The signs of gout may include pain, swollen and red joints, or fever and a raised creatinine level. The signs usually last a few days and tend to lessen over several days. It is very rare to have signs all at one time.
The number of people with gout increased from about 10 million in 1980 to 18 million in 2001. More than 100,000, or 0.1%, of the gout population are estimated in the US to be hospitalized for gout in a given year. Findings from a recent study may help inform the policy development needed to treat and prevent primary and secondary prevention of gout and the associated comorbidities.
Gout is not a treatable disease. In the past, a long, painful and painful disease of limited duration, it has largely been left to self-palliative measures until now, but since the advent of methotrexate and other successful drugs, the aim of treatment has been to prolong life and reduce the cumulative dose of NSAIDs (by reducing cumulative dose of paracetamol), and to maintain remission in chronic disease. Since, this aims at reducing disease progression and avoiding disability, rather than just preventing the disease. The goal now is to avoid development of erosive joints.
The typical pharmacotherapy is generally supportive to the clinical and functional outcomes associated with the disease. Aspirin is probably the most common medication used for the treatment of gout. Other drugs like colchicine (a drug used in treating gouty arthritis) have shown favourable effects as well.
The current data demonstrate that a variety of environmental and social factors appear to be associated with an increased risk of gout. Gout occurs when the body's normal way of metabolizing cholesterol and other fat molecules becomes out of balance and produces acidic uric acid. This can occur if the body's metabolism does not adjust quickly enough. Gout occurs most often when there is an underlying medical problem or disease that can cause the body to not be able to metabolize fats correctly.
Gout is largely familial, with the parents often showing gouty symptoms. Findings from a recent study suggests that the primary cause of the clustering of gout in families is the increased prevalence of genetic predisposition to developing gout.

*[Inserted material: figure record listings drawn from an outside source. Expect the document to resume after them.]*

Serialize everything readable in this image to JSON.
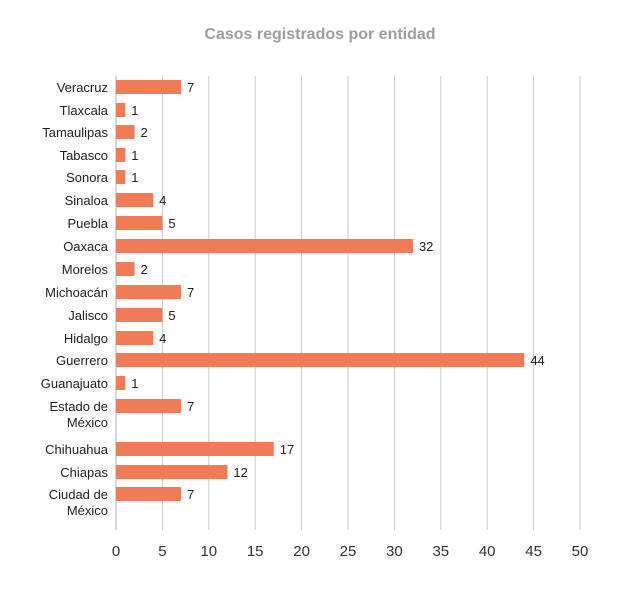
{
  "chart_data": {
    "type": "bar",
    "orientation": "horizontal",
    "title": "Casos registrados por entidad",
    "categories": [
      [
        "Veracruz"
      ],
      [
        "Tlaxcala"
      ],
      [
        "Tamaulipas"
      ],
      [
        "Tabasco"
      ],
      [
        "Sonora"
      ],
      [
        "Sinaloa"
      ],
      [
        "Puebla"
      ],
      [
        "Oaxaca"
      ],
      [
        "Morelos"
      ],
      [
        "Michoacán"
      ],
      [
        "Jalisco"
      ],
      [
        "Hidalgo"
      ],
      [
        "Guerrero"
      ],
      [
        "Guanajuato"
      ],
      [
        "Estado de",
        "México"
      ],
      [
        "Chihuahua"
      ],
      [
        "Chiapas"
      ],
      [
        "Ciudad de",
        "México"
      ]
    ],
    "values": [
      7,
      1,
      2,
      1,
      1,
      4,
      5,
      32,
      2,
      7,
      5,
      4,
      44,
      1,
      7,
      17,
      12,
      7
    ],
    "xlim": [
      0,
      50
    ],
    "xticks": [
      0,
      5,
      10,
      15,
      20,
      25,
      30,
      35,
      40,
      45,
      50
    ],
    "grid": "vertical",
    "bar_color": "#f07c57",
    "grid_color": "#c8c8c8"
  }
}
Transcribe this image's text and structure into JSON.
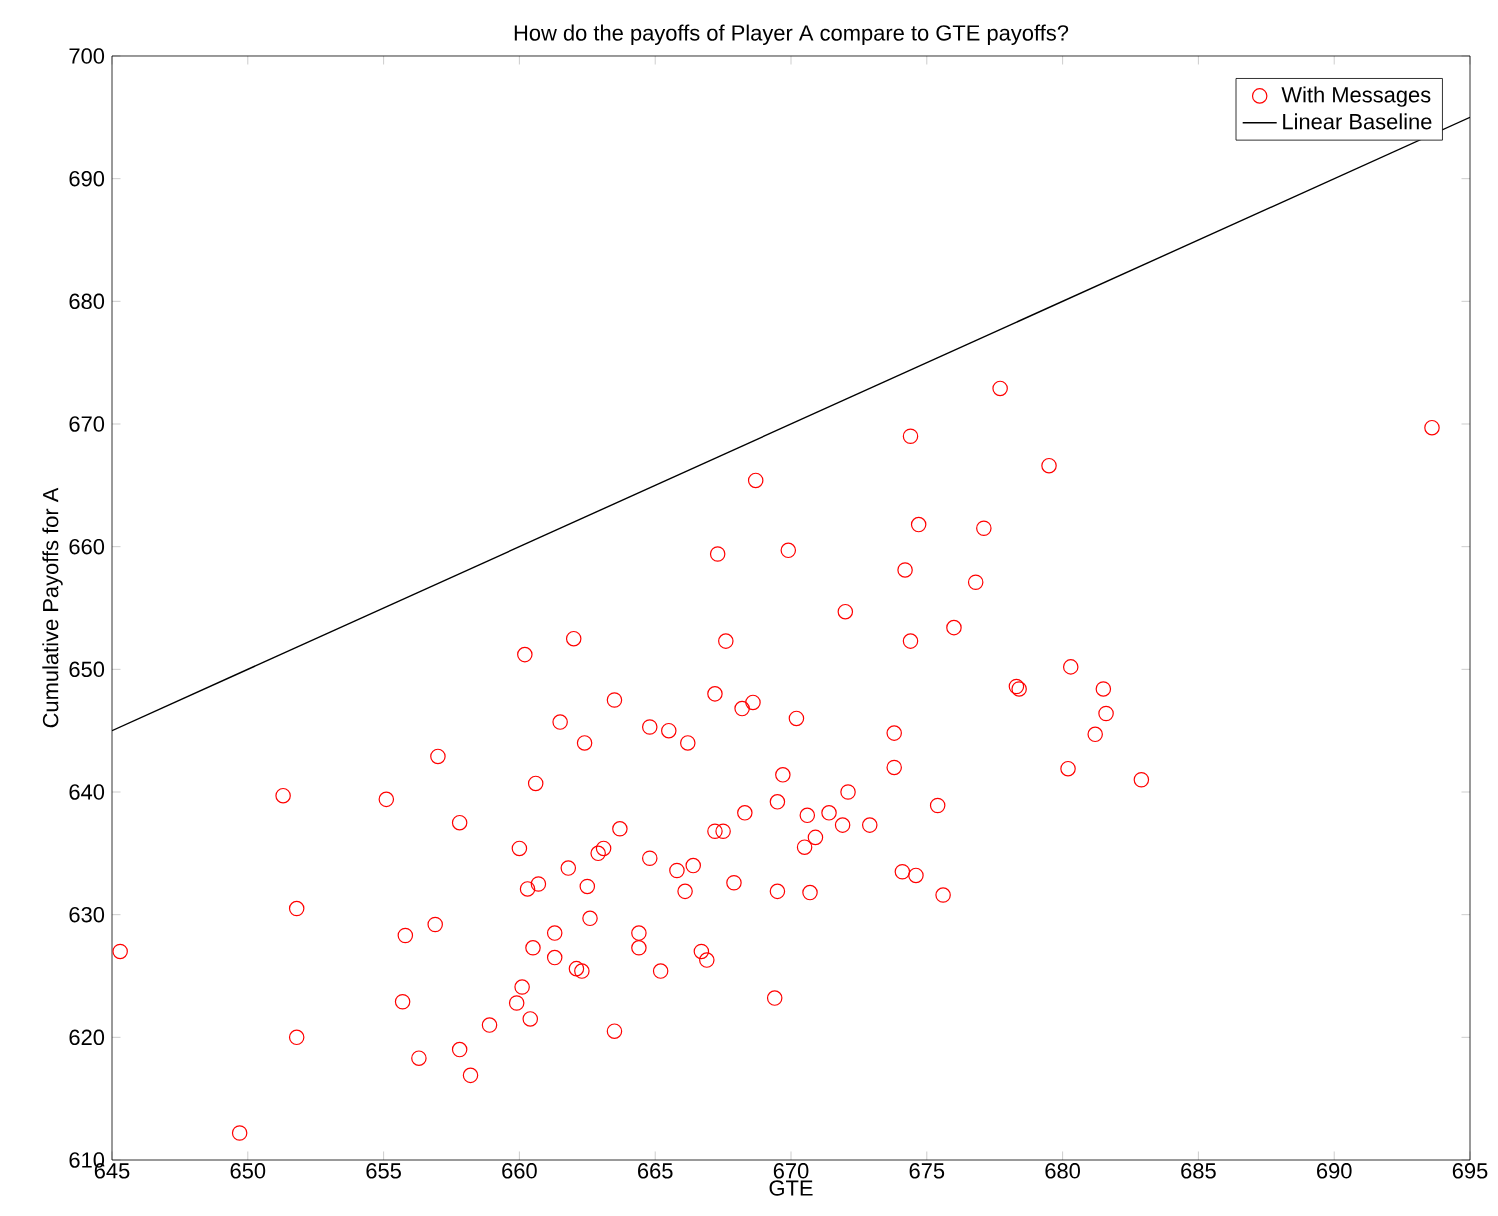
{
  "chart_data": {
    "type": "scatter",
    "title": "How do the payoffs of Player A compare to GTE payoffs?",
    "xlabel": "GTE",
    "ylabel": "Cumulative Payoffs for A",
    "xlim": [
      645,
      695
    ],
    "ylim": [
      610,
      700
    ],
    "xticks": [
      645,
      650,
      655,
      660,
      665,
      670,
      675,
      680,
      685,
      690,
      695
    ],
    "yticks": [
      610,
      620,
      630,
      640,
      650,
      660,
      670,
      680,
      690,
      700
    ],
    "legend": "top right",
    "grid": false,
    "series": [
      {
        "name": "With Messages",
        "marker": "circle",
        "color": "#ff0000",
        "x": [
          645.3,
          649.7,
          651.3,
          651.8,
          651.8,
          655.1,
          655.8,
          655.7,
          656.3,
          656.9,
          657,
          657.8,
          657.8,
          658.2,
          658.9,
          659.9,
          660.1,
          660,
          660.2,
          660.3,
          660.6,
          660.5,
          660.4,
          660.7,
          661.3,
          661.3,
          661.5,
          661.8,
          662,
          662.1,
          662.3,
          662.4,
          662.5,
          662.6,
          662.9,
          663.1,
          663.5,
          663.5,
          663.7,
          664.4,
          664.4,
          664.8,
          664.8,
          665.2,
          665.5,
          665.8,
          666.1,
          666.2,
          666.4,
          666.7,
          666.9,
          667.2,
          667.2,
          667.3,
          667.5,
          667.6,
          667.9,
          668.2,
          668.3,
          668.6,
          668.7,
          669.4,
          669.5,
          669.5,
          669.7,
          669.9,
          670.2,
          670.5,
          670.6,
          670.7,
          670.9,
          671.4,
          671.9,
          672,
          672.1,
          672.9,
          673.8,
          673.8,
          674.1,
          674.2,
          674.4,
          674.4,
          674.6,
          674.7,
          675.4,
          675.6,
          676,
          676.8,
          677.1,
          677.7,
          678.3,
          678.4,
          679.5,
          680.2,
          680.3,
          681.2,
          681.5,
          681.6,
          682.9,
          693.6
        ],
        "values": [
          627,
          612.2,
          639.7,
          630.5,
          620,
          639.4,
          628.3,
          622.9,
          618.3,
          629.2,
          642.9,
          637.5,
          619,
          616.9,
          621,
          622.8,
          624.1,
          635.4,
          651.2,
          632.1,
          640.7,
          627.3,
          621.5,
          632.5,
          628.5,
          626.5,
          645.7,
          633.8,
          652.5,
          625.6,
          625.4,
          644,
          632.3,
          629.7,
          635,
          635.4,
          647.5,
          620.5,
          637,
          628.5,
          627.3,
          634.6,
          645.3,
          625.4,
          645,
          633.6,
          631.9,
          644,
          634,
          627,
          626.3,
          648,
          636.8,
          659.4,
          636.8,
          652.3,
          632.6,
          646.8,
          638.3,
          647.3,
          665.4,
          623.2,
          639.2,
          631.9,
          641.4,
          659.7,
          646,
          635.5,
          638.1,
          631.8,
          636.3,
          638.3,
          637.3,
          654.7,
          640,
          637.3,
          644.8,
          642,
          633.5,
          658.1,
          652.3,
          669,
          633.2,
          661.8,
          638.9,
          631.6,
          653.4,
          657.1,
          661.5,
          672.9,
          648.6,
          648.4,
          666.6,
          641.9,
          650.2,
          644.7,
          648.4,
          646.4,
          641,
          669.7
        ]
      },
      {
        "name": "Linear Baseline",
        "type": "line",
        "marker": "none",
        "line_style": "solid",
        "color": "#000000",
        "x": [
          645,
          695
        ],
        "values": [
          645,
          695
        ]
      }
    ]
  }
}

Results from a recent clinical trial of this study do not show any significant difference in side effects between the 2 treatment cohorts at the doses investigated.
Gout, due to its chronic nature and the frequent recurrence of flares, presents a considerable investment of money and time for both the patient and health-care system. Clinicians are sometimes not aware of the long-term costs of recurrent disease. Given the small number of people benefiting from a new treatment, we must consider when and who it is best to evaluate the short- and long-term value of a new medication. These questions depend on many parameters, including how we define "gout", what the time frame is to assess long-term outcomes, the cost of alternative therapies for treating gout, and how much value we place on quality of life.
The latest research in this area has been quite limited. However, the most recent one is that hyperuricemia increases the risk of gout. Most importantly, there has been a study showing that allopuridine (a purine analogue) is an effective treatment for gout, especially in gout patients with hyperuricemia. Another treatment strategy is that the combination of allopurazine and colchicine is very effective in gout patients with hyperuricemia.
At low doses, sel-212b is able to reduce inflammation without causing neurotoxicity, as predicted by its known antioxidant action. Sel-212b, with its known effects as an antimutagenic agent, is promising in the treatment of diseases involving oxidative stress, including atherosclerosis, cancer, and other autoimmune diseases.
Results from a recent clinical trial show that sel-212b can safely be used as a monotherapy to treat patients with severe gout. More studies are needed to identify the specific pharmacological mechanism that is responsible for the clinical benefits observed in this study.